VOL. 11 | NO. 17 | Saturday, April 28, 2018
Web Extra: Forrest Slave Market Site Emerges From Past As Part of Heritage Trail
By Bill Dries
The same week as the formal re-opening of the Universal Life Insurance building, Tim Huebner, a Rhodes College history professor, and the students in his “historical methods” class went to Calvary Episcopal Church to unveil a new historical marker that marks the site of a very different business success story.
“We think that based on the records we do have that this was one of the longest operating and therefore most significant slave trading sites in Memphis,” Huebner said of what is now a parking lot just east of the church.
It was a slave market operated by Nathan Bedford Forrest, who later became a Confederate general during the Civil War and the first Grand Wizard of the Ku Klux Klan. And the site is one of several still developing that will be included in Heritage Trail tours.

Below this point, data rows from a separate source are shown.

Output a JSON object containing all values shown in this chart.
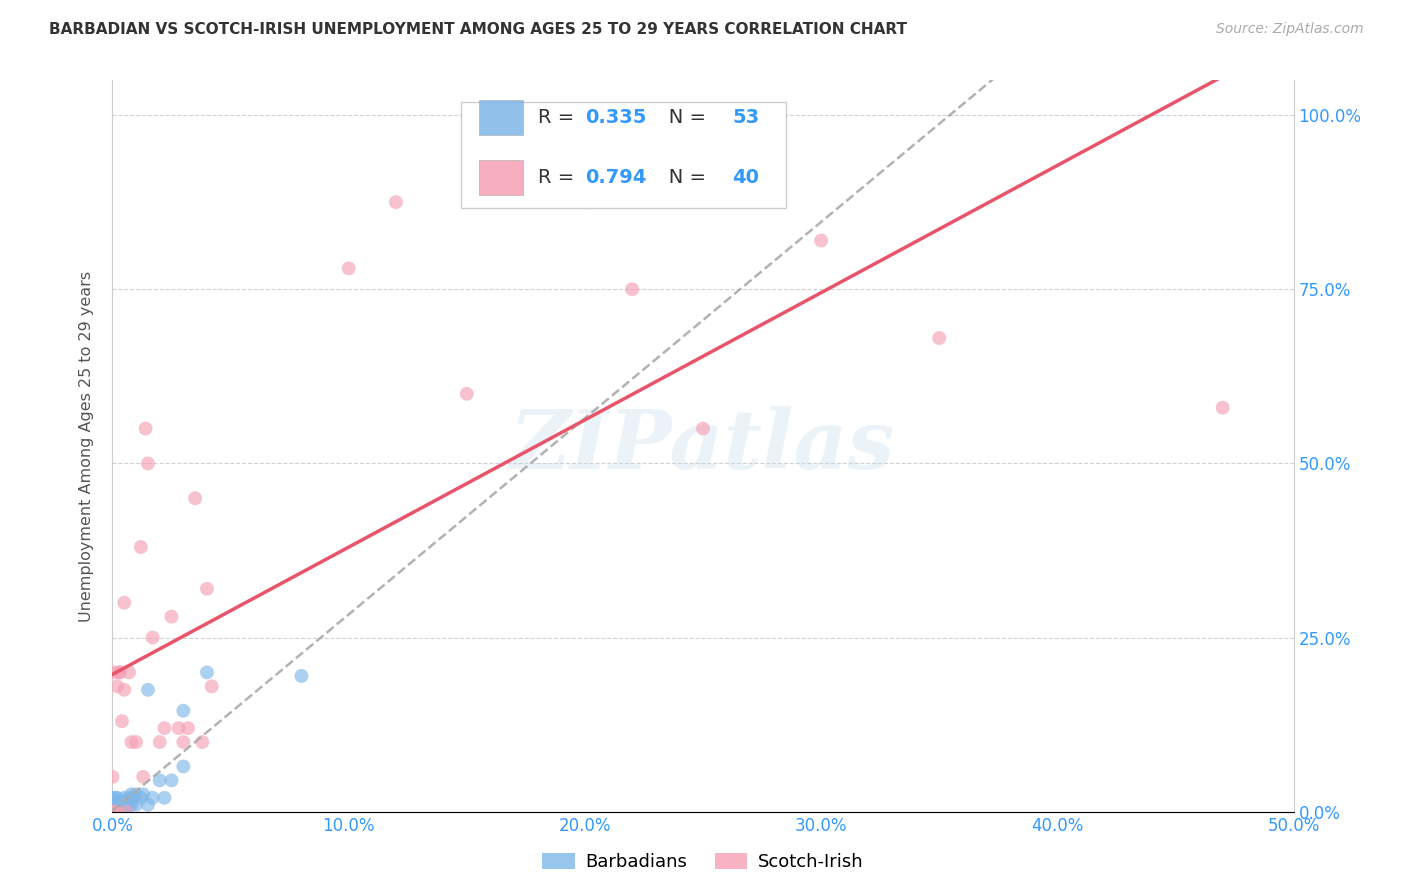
{
  "title": "BARBADIAN VS SCOTCH-IRISH UNEMPLOYMENT AMONG AGES 25 TO 29 YEARS CORRELATION CHART",
  "source": "Source: ZipAtlas.com",
  "ylabel": "Unemployment Among Ages 25 to 29 years",
  "xlim": [
    0.0,
    0.5
  ],
  "ylim": [
    0.0,
    1.05
  ],
  "xticks": [
    0.0,
    0.1,
    0.2,
    0.3,
    0.4,
    0.5
  ],
  "yticks": [
    0.0,
    0.25,
    0.5,
    0.75,
    1.0
  ],
  "xticklabels": [
    "0.0%",
    "10.0%",
    "20.0%",
    "30.0%",
    "40.0%",
    "50.0%"
  ],
  "yticklabels_left": [
    "0.0%",
    "25.0%",
    "50.0%",
    "75.0%",
    "100.0%"
  ],
  "yticklabels_right": [
    "0.0%",
    "25.0%",
    "50.0%",
    "75.0%",
    "100.0%"
  ],
  "barbadian_color": "#7eb7e8",
  "scotchirish_color": "#f5a0b5",
  "barbadian_R": 0.335,
  "barbadian_N": 53,
  "scotchirish_R": 0.794,
  "scotchirish_N": 40,
  "barbadian_line_color": "#7eb7e8",
  "scotchirish_line_color": "#e8546a",
  "watermark": "ZIPatlas",
  "legend_label_1": "Barbadians",
  "legend_label_2": "Scotch-Irish",
  "barbadian_x": [
    0.0,
    0.0,
    0.0,
    0.0,
    0.0,
    0.0,
    0.0,
    0.0,
    0.0,
    0.0,
    0.0,
    0.0,
    0.0,
    0.0,
    0.0,
    0.001,
    0.001,
    0.001,
    0.001,
    0.001,
    0.002,
    0.002,
    0.002,
    0.002,
    0.003,
    0.003,
    0.003,
    0.004,
    0.004,
    0.005,
    0.005,
    0.005,
    0.006,
    0.006,
    0.007,
    0.007,
    0.008,
    0.008,
    0.009,
    0.01,
    0.01,
    0.012,
    0.013,
    0.015,
    0.015,
    0.017,
    0.02,
    0.022,
    0.025,
    0.03,
    0.03,
    0.04,
    0.08
  ],
  "barbadian_y": [
    0.0,
    0.0,
    0.0,
    0.0,
    0.0,
    0.0,
    0.0,
    0.005,
    0.008,
    0.01,
    0.01,
    0.015,
    0.02,
    0.0,
    0.0,
    0.0,
    0.0,
    0.005,
    0.01,
    0.02,
    0.0,
    0.005,
    0.01,
    0.02,
    0.0,
    0.005,
    0.01,
    0.005,
    0.015,
    0.0,
    0.01,
    0.02,
    0.005,
    0.015,
    0.01,
    0.02,
    0.01,
    0.025,
    0.02,
    0.01,
    0.025,
    0.02,
    0.025,
    0.01,
    0.175,
    0.02,
    0.045,
    0.02,
    0.045,
    0.065,
    0.145,
    0.2,
    0.195
  ],
  "scotchirish_x": [
    0.0,
    0.0,
    0.001,
    0.001,
    0.002,
    0.002,
    0.003,
    0.003,
    0.004,
    0.005,
    0.005,
    0.006,
    0.007,
    0.008,
    0.01,
    0.012,
    0.013,
    0.014,
    0.015,
    0.017,
    0.02,
    0.022,
    0.025,
    0.028,
    0.03,
    0.032,
    0.035,
    0.038,
    0.04,
    0.042,
    0.1,
    0.12,
    0.15,
    0.18,
    0.2,
    0.22,
    0.25,
    0.3,
    0.35,
    0.47
  ],
  "scotchirish_y": [
    0.0,
    0.05,
    0.0,
    0.2,
    0.0,
    0.18,
    0.2,
    0.2,
    0.13,
    0.175,
    0.3,
    0.0,
    0.2,
    0.1,
    0.1,
    0.38,
    0.05,
    0.55,
    0.5,
    0.25,
    0.1,
    0.12,
    0.28,
    0.12,
    0.1,
    0.12,
    0.45,
    0.1,
    0.32,
    0.18,
    0.78,
    0.875,
    0.6,
    1.0,
    0.875,
    0.75,
    0.55,
    0.82,
    0.68,
    0.58
  ]
}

A nearby Tennessee Historical Commission market from 1955 on the property notes that it had been Forrest’s home, but leaves out any reference to the slave market that made Forrest a wealthy man.
Huebner and his students went in search of names and any other information that might identify the men, women and children sold at the slave market. They found 72 names in their research – in most cases a first name only and an age.
“Those records include the city directories. Bills of sale are a significant source which we used in order to come up with a list of names,” Huebner said of the research done primarily at the Memphis-Shelby County Room of the Memphis Public Libraries and the Shelby County Archives. “We were also able to add other names based on a handful of newspaper articles and bills of sale. Those bills of sale, city directors, newspapers were the main sources that we used to do the research.”
Huebner and his students read the names at a memorial service in the church before the plaque was unveiled. The church bell tolled as the names were read, a standing-room only crowd coming to its feet after the first few names were read.
Among the names Huebner read was Harrison, a 14-year-old boy, sold on his own, and Mary, age 15, also sold on her own. That is despite Forrest defenders who claim that Forrest was “humane” because he would never allow a family sold at his market to be separated from one other. Still other Forrest defenders deny he was ever a slave trader or in the Ku Klux Klan, despite ample historical evidence of both.
“Overwhelmingly these are individual sales,” Huebner said. “There were a few sales of families but typically the family was just a mother and a very young child. … That 3-month-old would have been sold with the mother. That was fairly typical if it was a baby, an infant, a toddler.”
Calvary rector Rev. Scott Walters said the past that took place while the church was its neighbor is also a force in what happens next for the oldest public building in the city.
“We spent several years trying to get it,” Walters said of the property bought from the city. “So now our plan is we prepare in the next few years for a larger reimagining of the Calvary block. … We know we want to honor what’s happened there. We know we want to expand what’s happened there.”
As the research by Rhodes students brought what happened on the site into vivid detail with names and ages, Walters said it captured the imagination of the parish.
“One of the persons who read names in the forum - he said, ‘I’m haunted by this. I’m haunted by this information that this market was happening while we were going to church. I want in some way for these people who were bought and sold to be our patron saints.’”
“We honor them today but in our tradition it is a tradition of individuals whose lives and stories and sufferings actually expand our vision of what it means to be human,” Walters said.